D’inverno. Sulla spiaggia. Col freddo pungente che ti sferza il viso. Ma con sole che ti riscalda la volontà e la mente. Alla fine 100 chilogrammi di rifiuti: polistirolo delle cassette del pesce, flaconi in plastifica, tappi di plastica, cicche, stoffe, materiale ferroso, bottiglie di vetro. Sono stati gli alunni delle classi seconde della scuola di primo grado “Giuaeppe Mazzini” di Lanciano (Ch) a inondare di civismo la spiaggia di Borgata Marina di Torino di Sangro (Ch) e per l’edizione 2025 di “Puliamo il Mondo” di Legambiente, e a ripulire la spiaggia.
A tamburo battente, sulla spiaggia, gli alunni, divisi in squadre con le docenti e i volontari di Legambiente, come piccoli Sherlock Holmes sono andati a caccia di rifiuti. Ed alla fine delle tre ore sono venuti "a galla" dieci sacchi di rifiuti. Poi la mattinata è proseguita con la visitata guidata alla Lecceta.

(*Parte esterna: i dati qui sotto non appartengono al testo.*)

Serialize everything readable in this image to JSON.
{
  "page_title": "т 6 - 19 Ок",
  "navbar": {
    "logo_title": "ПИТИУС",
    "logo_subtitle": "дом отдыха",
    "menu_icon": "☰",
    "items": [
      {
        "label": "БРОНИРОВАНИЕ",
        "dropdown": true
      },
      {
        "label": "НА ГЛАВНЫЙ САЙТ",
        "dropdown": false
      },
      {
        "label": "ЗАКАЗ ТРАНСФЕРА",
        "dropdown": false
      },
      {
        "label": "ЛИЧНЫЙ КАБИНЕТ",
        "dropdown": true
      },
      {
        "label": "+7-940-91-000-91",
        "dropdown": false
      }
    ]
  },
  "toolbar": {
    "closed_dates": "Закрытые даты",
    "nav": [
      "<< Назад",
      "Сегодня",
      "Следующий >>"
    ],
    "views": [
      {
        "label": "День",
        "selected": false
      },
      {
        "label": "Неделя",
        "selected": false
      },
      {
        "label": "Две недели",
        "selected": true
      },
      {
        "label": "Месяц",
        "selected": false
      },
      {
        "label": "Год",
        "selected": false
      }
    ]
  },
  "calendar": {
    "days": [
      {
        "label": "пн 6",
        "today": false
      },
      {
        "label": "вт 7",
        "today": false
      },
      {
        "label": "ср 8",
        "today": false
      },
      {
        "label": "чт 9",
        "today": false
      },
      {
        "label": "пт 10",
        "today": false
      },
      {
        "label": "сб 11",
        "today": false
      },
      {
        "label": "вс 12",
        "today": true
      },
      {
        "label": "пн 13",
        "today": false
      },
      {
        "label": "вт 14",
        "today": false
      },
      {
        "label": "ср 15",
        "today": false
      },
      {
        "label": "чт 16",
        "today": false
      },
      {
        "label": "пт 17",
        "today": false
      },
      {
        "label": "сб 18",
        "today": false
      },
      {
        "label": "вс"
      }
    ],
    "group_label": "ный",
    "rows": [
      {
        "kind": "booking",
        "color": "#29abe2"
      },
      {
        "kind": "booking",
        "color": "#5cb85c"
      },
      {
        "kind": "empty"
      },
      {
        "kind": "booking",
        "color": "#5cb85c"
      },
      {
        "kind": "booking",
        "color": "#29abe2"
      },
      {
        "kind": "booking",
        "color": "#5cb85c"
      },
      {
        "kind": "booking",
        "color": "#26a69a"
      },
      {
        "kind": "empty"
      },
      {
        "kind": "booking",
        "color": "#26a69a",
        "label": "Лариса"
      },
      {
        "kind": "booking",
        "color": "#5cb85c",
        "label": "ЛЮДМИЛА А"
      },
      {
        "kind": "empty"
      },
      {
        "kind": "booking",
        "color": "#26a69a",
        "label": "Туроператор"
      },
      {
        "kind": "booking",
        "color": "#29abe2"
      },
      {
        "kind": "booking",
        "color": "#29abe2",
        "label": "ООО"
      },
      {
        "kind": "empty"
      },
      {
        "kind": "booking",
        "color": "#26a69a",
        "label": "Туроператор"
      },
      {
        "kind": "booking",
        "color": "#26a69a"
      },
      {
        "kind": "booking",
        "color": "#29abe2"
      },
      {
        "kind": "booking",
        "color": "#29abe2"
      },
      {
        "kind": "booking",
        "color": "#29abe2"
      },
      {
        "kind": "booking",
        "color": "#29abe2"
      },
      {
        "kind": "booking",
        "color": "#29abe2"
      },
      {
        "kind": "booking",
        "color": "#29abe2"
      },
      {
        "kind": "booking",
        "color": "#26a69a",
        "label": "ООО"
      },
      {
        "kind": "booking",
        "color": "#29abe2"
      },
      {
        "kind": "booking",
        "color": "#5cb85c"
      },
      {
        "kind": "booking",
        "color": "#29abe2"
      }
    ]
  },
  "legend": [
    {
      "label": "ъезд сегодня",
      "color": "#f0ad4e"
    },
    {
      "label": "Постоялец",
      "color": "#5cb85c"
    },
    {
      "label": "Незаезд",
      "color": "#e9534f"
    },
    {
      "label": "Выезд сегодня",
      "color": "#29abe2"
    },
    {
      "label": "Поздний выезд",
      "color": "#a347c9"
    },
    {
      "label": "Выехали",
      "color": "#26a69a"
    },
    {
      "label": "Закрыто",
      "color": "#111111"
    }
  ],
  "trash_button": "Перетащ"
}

"Voglio esprimere il mio entusiasmo e la mia gratitudine per la straordinaria partecipazione di questi ragazzi e ragazze unitamente ai docenti per questa edizione. Vedere studenti così giovani mettersi in gioco, con guanti e sacchi alla mano, per difendere la bellezza del proprio territorio è la prova concreta che la speranza ecologica passa dalle nuove generazioni” ha dichiarato Lorenzo Pardi, referente giovani di Legambiente. Che ha aggiunto: “L’attività di raccolta rifiuti sulla spiaggia e la visita alla Riserva naturale regionale Lecceta di Torino di Sangro hanno mostrato quanto sia importante connettere educazione ambientale e cittadinanza attiva. Ogni gesto, anche il più piccolo, contribuisce a costruire un futuro più sostenibile e consapevole. Come rete Giovani di Legambiente Abruzzo crediamo che iniziative come questa siano il punto di partenza per una comunità più solidale, dove ambiente, cultura e partecipazione si intrecciano".